September 25, 2007 in Idaho

Review panel’s role in jeopardy

By The Spokesman-Review
 

A citizen board that reviews the suspension and firing of sheriff’s deputies is upset that the Kootenai County Commission might forgo the volunteer board in favor of a paid hearing officer.

The county commission is considering the change on the recommendation of its insurance company, saying it’s a way to reduce the county’s chances of getting sued.

Kootenai County is the only Idaho county insured by Idaho Counties Risk Management Program that has a three-member volunteer Merit Commission.

Merit Commission member Virginia Balser, a former 1st District magistrate, said it makes no sense to switch from the three-member citizen committee – all people with backgrounds in law enforcement or law – to a single hearing examiner. She said it will ultimately cost the county money and breed distrust in a sheriff’s department that already suffers from low morale and high turnover.

“Do you think if you put in a hearing examiner you’re never going to get sued?” Balser asked. “It’s just trading one group for the other. What’s the purpose?”

Dan Gregg, president of the Kootenai County Deputy Sheriff’s Association, is opposed to switching to a hearing officer to review discipline cases. He said the deputies respect the Merit Commission.

“People may automatically go to litigation and skip this process,” Gregg said.

Under the county’s proposed changes, the Merit Commission would no longer review discipline appeals. Instead the county would contract with a hearing examiner. The county would pick the examiner, likely an attorney specializing in employment law, from a pool of three qualified examiners. The deputy appealing the sheriff’s decision could disqualify the initial examiner.

After the hearing examiner rules, either party could appeal the decision to the county commission.

The citizen board would retain its ability to review sheriff’s department promotions, although board members alleged that the sheriff rarely asks the board to review promotions.

During the last 12 years, the Merit Commission has convened only twice to hear an appeal. Kootenai County Commissioners Rick Currie and Todd Tondee said the change is needed and that deputies have no reason to worry. Commissioner Rich Piazza wasn’t clear on whether he supported the proposal but said either way deputies need protection.

“They (ICRMP) watch us extremely close and this is one of the things they talked to us about,” Currie said.

The commission hasn’t scheduled a date to make a final decision.

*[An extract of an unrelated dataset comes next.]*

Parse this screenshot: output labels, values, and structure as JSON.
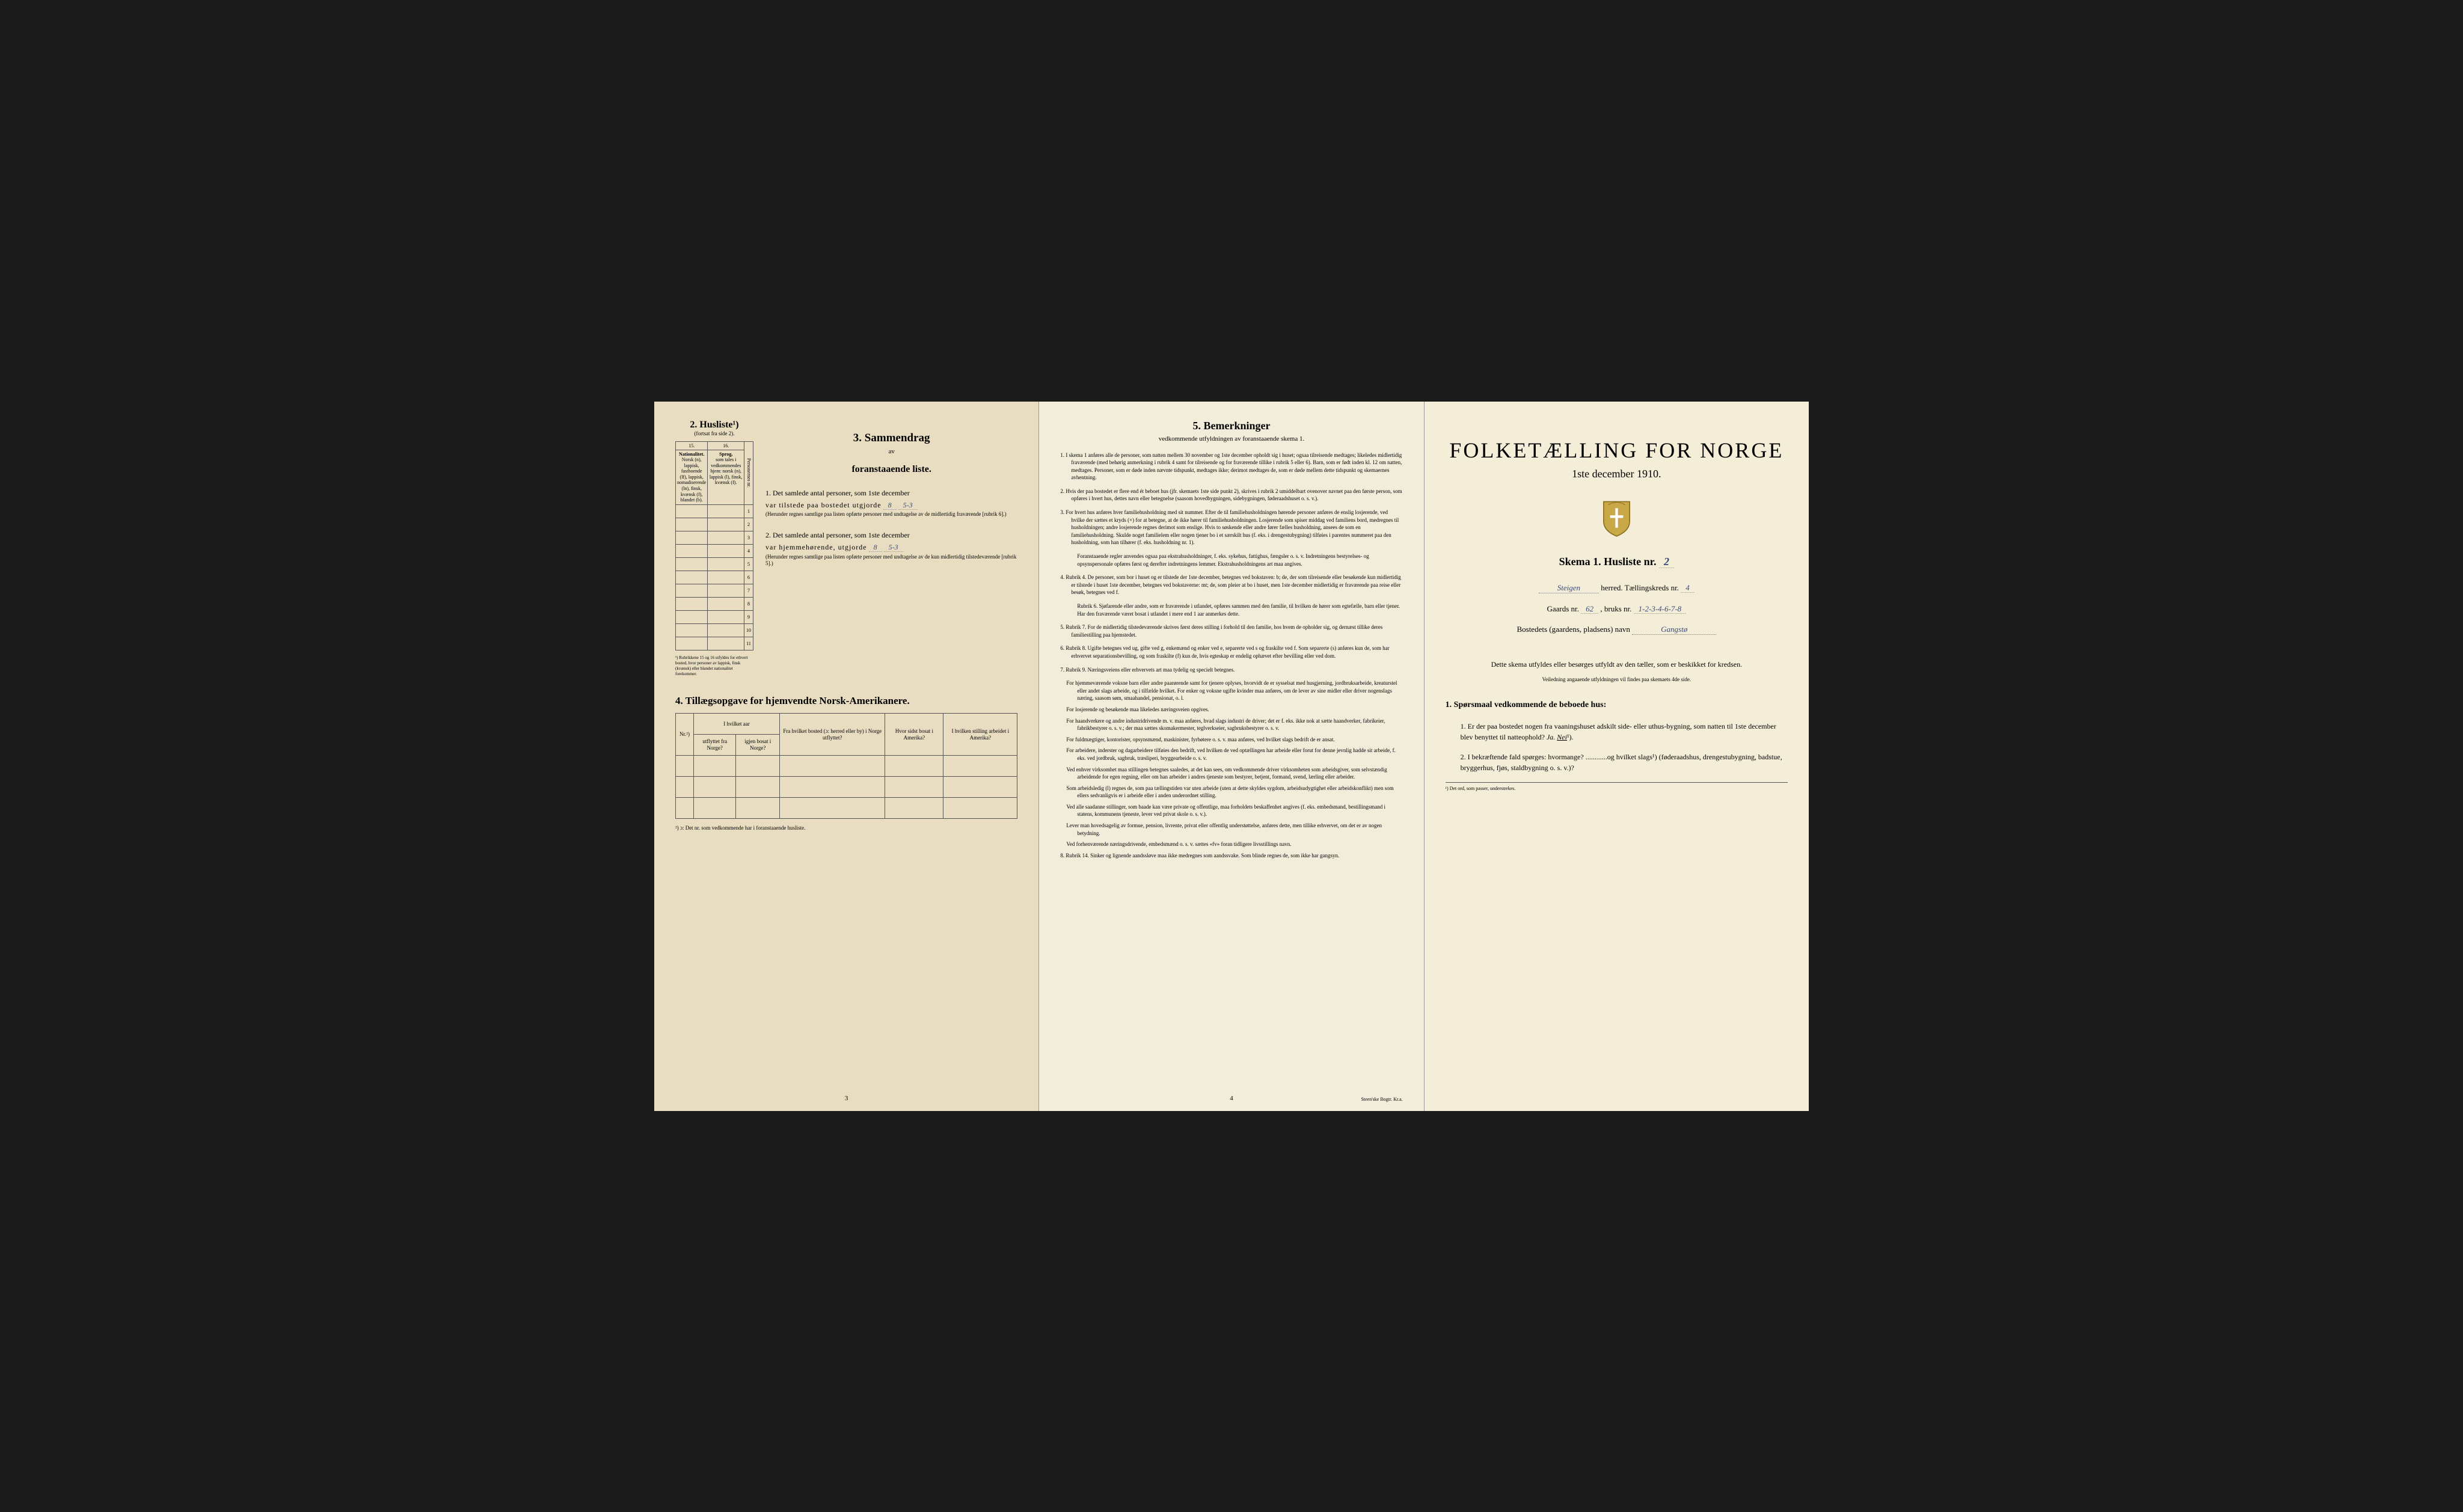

But the commission will decide today whether to reappoint Balser and Bob Rosin to the Merit Commission.

The Merit Commission members asked the county commissioners several times why there is a need for a change, especially when recent settlement agreements paid to county employees had nothing to do with the review board’s decision.

Rosin, a retired FBI agent, questioned why the insurance company is dictating county rules.

Deputy County Attorney Pat Braden said the insurance company would prefer that the county disband the Merit Commission, not just revise its duties.

ICRMP Executive Director Rick Ferguson wasn’t available for comment Monday.

Sheriff Rocky Watson didn’t attend Monday’s meeting between the commission and the citizen board. Last week he said he had no position on whether the Merit Commission should review discipline appeals.

Watson wants the county commission to clarify that the Merit Commission can’t act as a hiring board. He said he would still use the citizen board to review all promotions, except captains.